O roteiro se aproxima de algo que, à primeira vista, pareceria um crime perfeito. O mandante não aparece. O executor cumpre sua tarefa e, logo depois, desaparece da própria história. Tudo termina no mesmo ato. Nenhuma testemunha. Nenhuma voz que permaneça para contar o que realmente aconteceu.
Mas a perfeição do crime quase sempre existe apenas na imaginação de quem acredita controlar todos os fios da trama.
Há uma dimensão humana que escapa aos cálculos mais sofisticados. O inconsciente guarda rastros. A memória coletiva preserva sinais. E a própria realidade, com o passar do tempo, começa a produzir pequenas fissuras naquilo que parecia hermeticamente fechado.
A verdade raramente surge de forma espetacular. Na maioria das vezes ela reaparece lentamente, como uma maré silenciosa que avança sobre a areia. Primeiro aparecem perguntas desconfortáveis. Depois surgem incoerências. Mais adiante, detalhes que já não se encaixam na versão oficial dos fatos.
A mentira pode vestir muitas roupas e circular com aparente segurança durante algum tempo. Mas ela depende de esforço constante para permanecer de pé.
A verdade, ao contrário, tem uma característica curiosa. Ela não precisa correr. Caminha devagar, mas carrega consigo a persistência do tempo.
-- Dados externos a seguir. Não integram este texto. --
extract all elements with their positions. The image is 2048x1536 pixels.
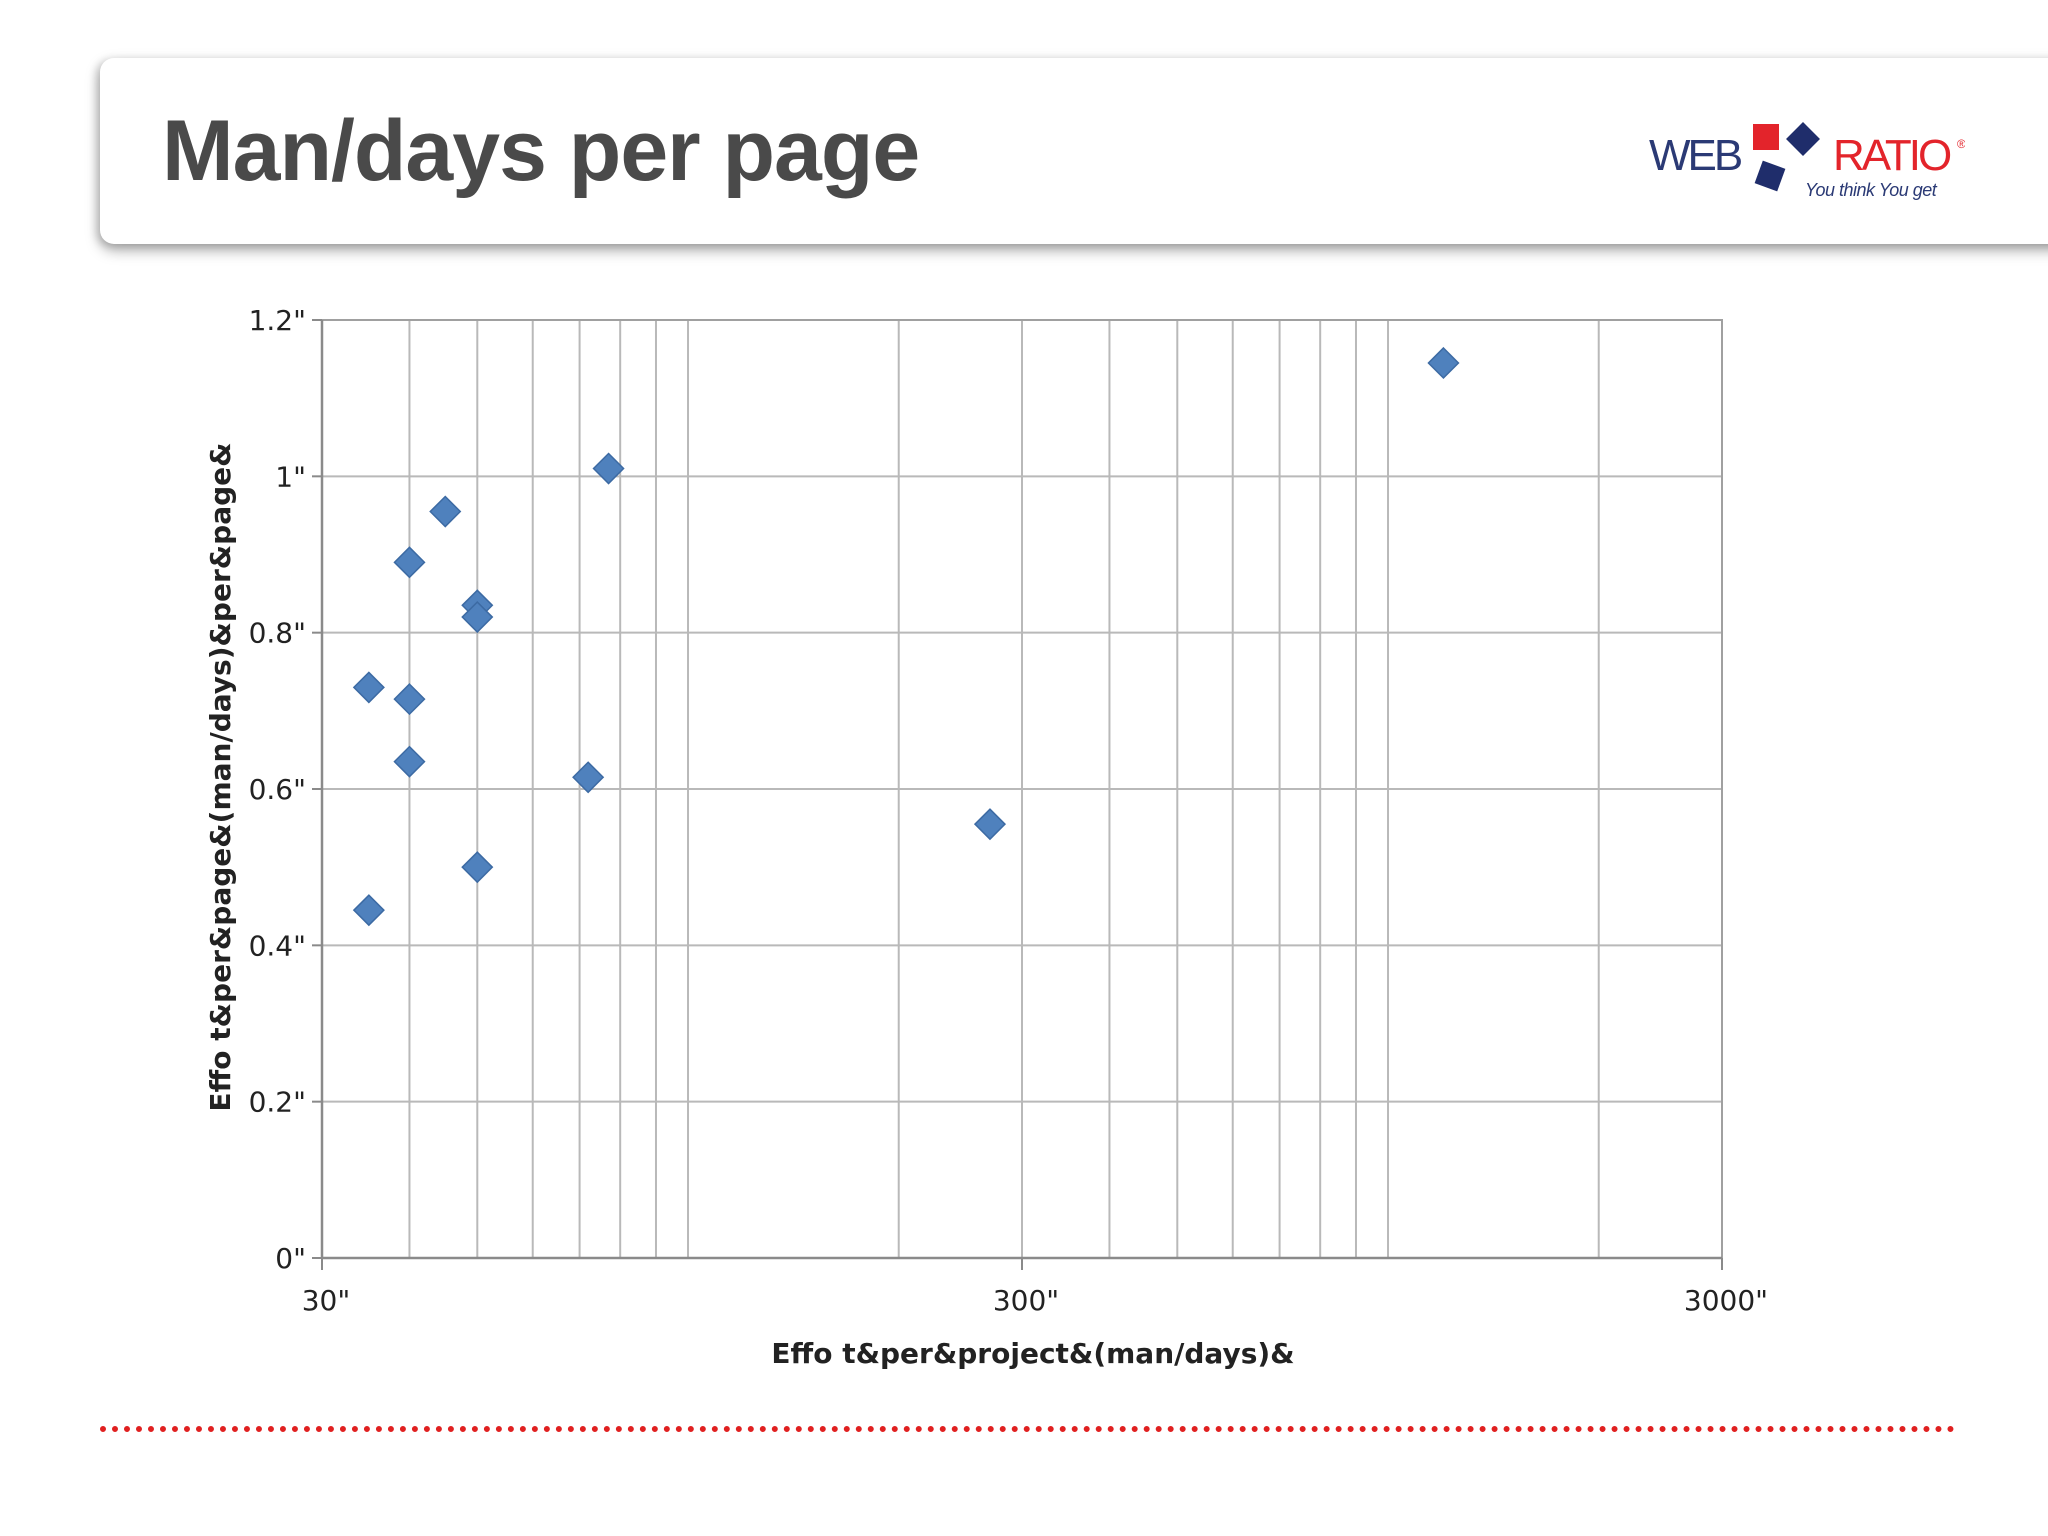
data-point (393, 745, 426, 778)
data-point (1427, 346, 1460, 380)
data-point (461, 600, 494, 634)
data-point (572, 761, 605, 794)
y-tick-label: 0.8" (249, 617, 306, 650)
logo-navy-tile (1754, 160, 1786, 192)
data-point (393, 683, 426, 716)
y-tick-label: 0.6" (249, 773, 306, 806)
y-tick-label: 0" (275, 1242, 306, 1275)
y-tick-label: 1.2" (249, 304, 306, 337)
x-tick-label: 30" (302, 1284, 351, 1317)
chart-axes (312, 319, 1723, 1270)
y-tick-label: 0.2" (249, 1086, 306, 1119)
data-point (461, 851, 494, 884)
y-axis-label: Effo t&per&page&(man/days)&per&page& (204, 442, 237, 1111)
footer-divider (100, 1426, 1955, 1432)
logo-tagline: You think You get (1805, 180, 1938, 200)
chart-gridlines (321, 319, 1723, 1259)
data-point (352, 894, 385, 927)
data-point (973, 808, 1007, 841)
y-tick-label: 0.4" (249, 929, 306, 962)
data-point (429, 495, 462, 528)
x-tick-label: 300" (993, 1284, 1059, 1317)
data-point (352, 671, 385, 704)
slide-title: Man/days per page (162, 103, 920, 199)
y-tick-label: 1" (275, 460, 306, 493)
x-axis-label: Effo t&per&project&(man/days)& (771, 1337, 1294, 1370)
chart-tick-labels: 0" 0.2" 0.4" 0.6" 0.8" 1" 1.2" 30" 300" 3000" (249, 304, 1768, 1317)
logo-word-ratio: RATIO (1833, 131, 1951, 180)
logo-navy-diamond (1786, 122, 1820, 156)
data-point (393, 546, 426, 579)
logo-red-square (1753, 124, 1779, 150)
chart-points (352, 346, 1460, 927)
logo-word-web: WEB (1649, 131, 1742, 180)
x-tick-label: 3000" (1684, 1284, 1768, 1317)
title-bar (100, 58, 2048, 244)
webratio-logo: WEB RATIO ® You think You get (1649, 122, 1965, 200)
data-point (592, 452, 625, 485)
logo-registered-mark: ® (1957, 137, 1965, 151)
Talvez por isso tantos personagens seduzidos pelo poder e pela riqueza acabem acreditando na própria invulnerabilidade. Passam a imaginar que são intocáveis, que suas versões prevalecerão para sempre, que nenhum limite se aplica a eles.
A história, no entanto, costuma ser menos complacente com esse tipo de convicção.
Porque, no fim das contas, nenhuma pátria pertence aos sicários.
Pertence sempre ao tempo que, silenciosamente, se encarrega de recolocar cada coisa em seu lugar.